Science, for all its wonders, cannot answer the ultimate questions of meaning and purpose. It can tell us how the world works, but it cannot tell us why we are here. You are more than a biological organism; you are a spiritual being with an eternal destiny. To reduce life to eating, sleeping, and procreating is to miss the grandeur of your calling.You were made to become a saint. That doesn’t mean becoming pious in some saccharine way. It means becoming fully you—the you God dreamed into being before the foundation of the world. Your deepest joy and God’s greatest glory are not at odds—they’re two sides of the same coin.

You’re not crazy to want more. You were made for more. So live each day with an eye toward eternity. Do the next right thing. Love well. Forgive quickly.

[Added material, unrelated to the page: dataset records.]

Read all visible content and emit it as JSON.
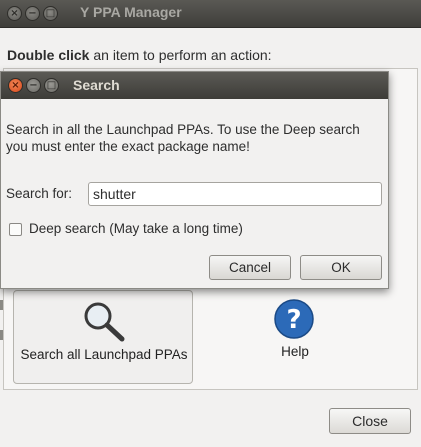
{
  "main_window": {
    "title": "Y PPA Manager",
    "instruction_bold": "Double click",
    "instruction_rest": " an item to perform an action:",
    "actions": [
      {
        "label": "Search all Launchpad PPAs",
        "icon": "magnifier-icon"
      },
      {
        "label": "Help",
        "icon": "help-icon"
      }
    ],
    "close_label": "Close"
  },
  "dialog": {
    "title": "Search",
    "description": "Search in all the Launchpad PPAs. To use the Deep search you must enter the exact package name!",
    "search_label": "Search for:",
    "search_value": "shutter",
    "deep_search_label": "Deep search (May take a long time)",
    "deep_search_checked": false,
    "cancel_label": "Cancel",
    "ok_label": "OK"
  },
  "colors": {
    "titlebar": "#3f3e3a",
    "close_button": "#e45f2b",
    "window_bg": "#f2f1f0",
    "help_icon": "#2c6ab8"
  }
}
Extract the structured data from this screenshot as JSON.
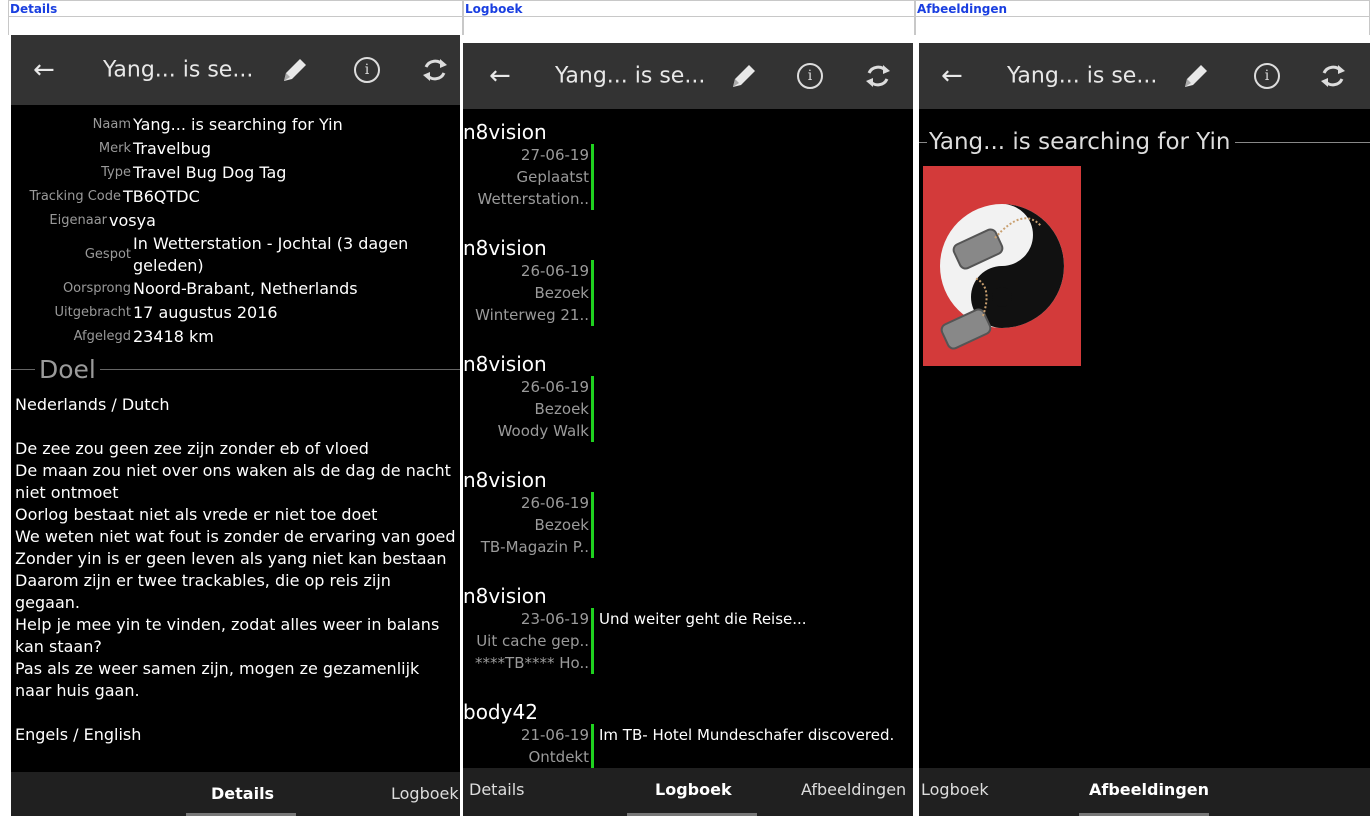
{
  "columns": {
    "details_header": "Details",
    "logboek_header": "Logboek",
    "afbeeldingen_header": "Afbeeldingen"
  },
  "toolbar": {
    "title": "Yang... is se...",
    "back_icon": "arrow-left-icon",
    "edit_icon": "pencil-icon",
    "info_icon": "info-icon",
    "info_glyph": "i",
    "sync_icon": "refresh-icon"
  },
  "details": {
    "fields": [
      {
        "label": "Naam",
        "value": "Yang... is searching for Yin"
      },
      {
        "label": "Merk",
        "value": "Travelbug"
      },
      {
        "label": "Type",
        "value": "Travel Bug Dog Tag"
      },
      {
        "label": "Tracking Code",
        "value": "TB6QTDC"
      },
      {
        "label": "Eigenaar",
        "value": "vosya"
      },
      {
        "label": "Gespot",
        "value": "In Wetterstation - Jochtal (3 dagen geleden)"
      },
      {
        "label": "Oorsprong",
        "value": "Noord-Brabant, Netherlands"
      },
      {
        "label": "Uitgebracht",
        "value": "17 augustus 2016"
      },
      {
        "label": "Afgelegd",
        "value": "23418 km"
      }
    ],
    "goal_title": "Doel",
    "goal_text": "Nederlands / Dutch\n\nDe zee zou geen zee zijn zonder eb of vloed\nDe maan zou niet over ons waken als de dag de nacht niet ontmoet\nOorlog bestaat niet als vrede er niet toe doet\nWe weten niet wat fout is zonder de ervaring van goed\nZonder yin is er geen leven als yang niet kan bestaan\nDaarom zijn er twee trackables, die op reis zijn gegaan.\nHelp je mee yin te vinden, zodat alles weer in balans kan staan?\nPas als ze weer samen zijn, mogen ze gezamenlijk naar huis gaan.\n\nEngels / English\n\n\nThe sea wouldn't exist without low and high tide"
  },
  "logs": [
    {
      "author": "n8vision",
      "date": "27-06-19",
      "type": "Geplaatst",
      "cache": "Wetterstation..",
      "text": ""
    },
    {
      "author": "n8vision",
      "date": "26-06-19",
      "type": "Bezoek",
      "cache": "Winterweg 21..",
      "text": ""
    },
    {
      "author": "n8vision",
      "date": "26-06-19",
      "type": "Bezoek",
      "cache": "Woody Walk",
      "text": ""
    },
    {
      "author": "n8vision",
      "date": "26-06-19",
      "type": "Bezoek",
      "cache": "TB-Magazin P..",
      "text": ""
    },
    {
      "author": "n8vision",
      "date": "23-06-19",
      "type": "Uit cache gep..",
      "cache": "****TB**** Ho..",
      "text": "Und weiter geht die Reise..."
    },
    {
      "author": "body42",
      "date": "21-06-19",
      "type": "Ontdekt",
      "cache": "",
      "text": "Im TB- Hotel Mundeschafer discovered."
    }
  ],
  "images": {
    "title": "Yang... is searching for Yin"
  },
  "nav": {
    "col1": {
      "active": "Details",
      "right": "Logboek"
    },
    "col2": {
      "left": "Details",
      "active": "Logboek",
      "right": "Afbeeldingen"
    },
    "col3": {
      "left": "Logboek",
      "active": "Afbeeldingen"
    }
  },
  "colors": {
    "accent_green": "#1fd11f",
    "toolbar_bg": "#333333",
    "image_bg": "#d33a3a"
  }
}
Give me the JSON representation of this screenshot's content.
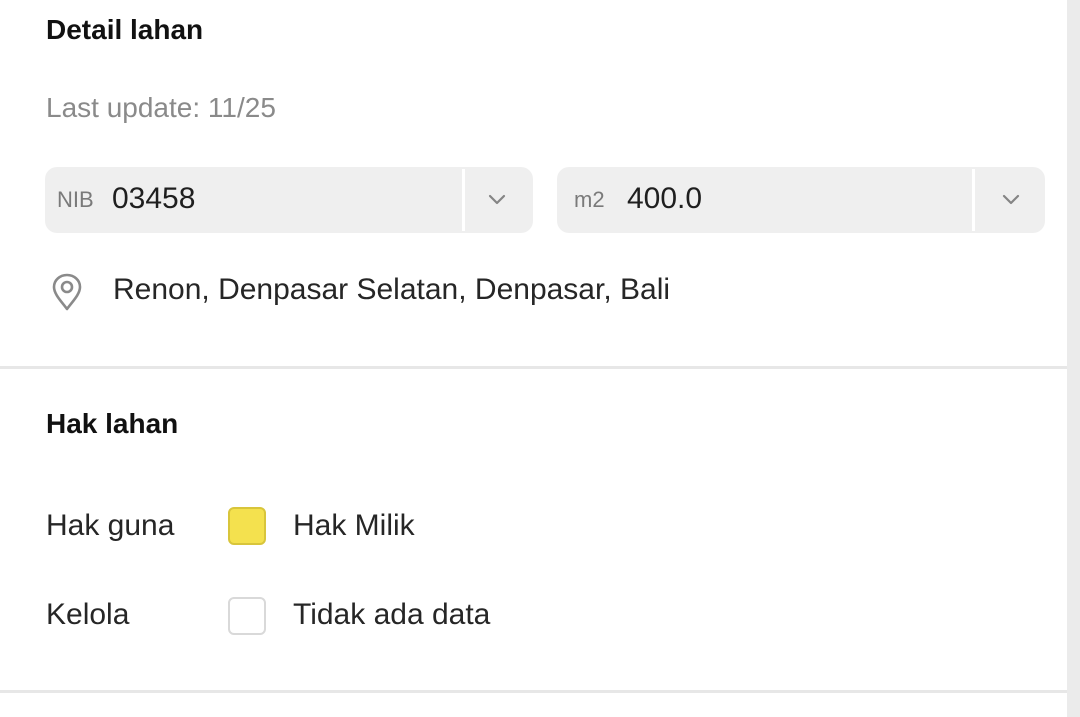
{
  "detail": {
    "title": "Detail lahan",
    "last_update": "Last update: 11/25",
    "nib": {
      "prefix": "NIB",
      "value": "03458"
    },
    "area": {
      "prefix": "m2",
      "value": "400.0"
    },
    "location": "Renon, Denpasar Selatan, Denpasar, Bali"
  },
  "rights": {
    "title": "Hak lahan",
    "rows": [
      {
        "label": "Hak guna",
        "value": "Hak Milik",
        "swatch_color": "#f4e14e"
      },
      {
        "label": "Kelola",
        "value": "Tidak ada data",
        "swatch_color": "#ffffff"
      }
    ]
  },
  "icons": {
    "location": "location-pin-icon",
    "dropdown": "chevron-down-icon"
  },
  "colors": {
    "field_background": "#efefef",
    "muted_text": "#8a8a8a",
    "divider": "#e7e7e7",
    "accent_yellow": "#f4e14e"
  }
}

Seek the face of Christ in the poor, the broken, and the ordinary. Find Him in beauty—in a symphony, in a sunrise, in the tears of those who mourn. And when you feel empty or unsure, fall to your knees. That is not weakness, Wain. That is the doorway to divine strength.

Please know this: God is not hiding from you. He is the one who placed these questions in your heart in the first place. So follow the thread, even if it seems veiled. Grace is not always obvious, but it is always present. And one day, Wain, when the veil is lifted, and you see Him face to face, you will realize that the very questions that haunted you were the seeds of glory.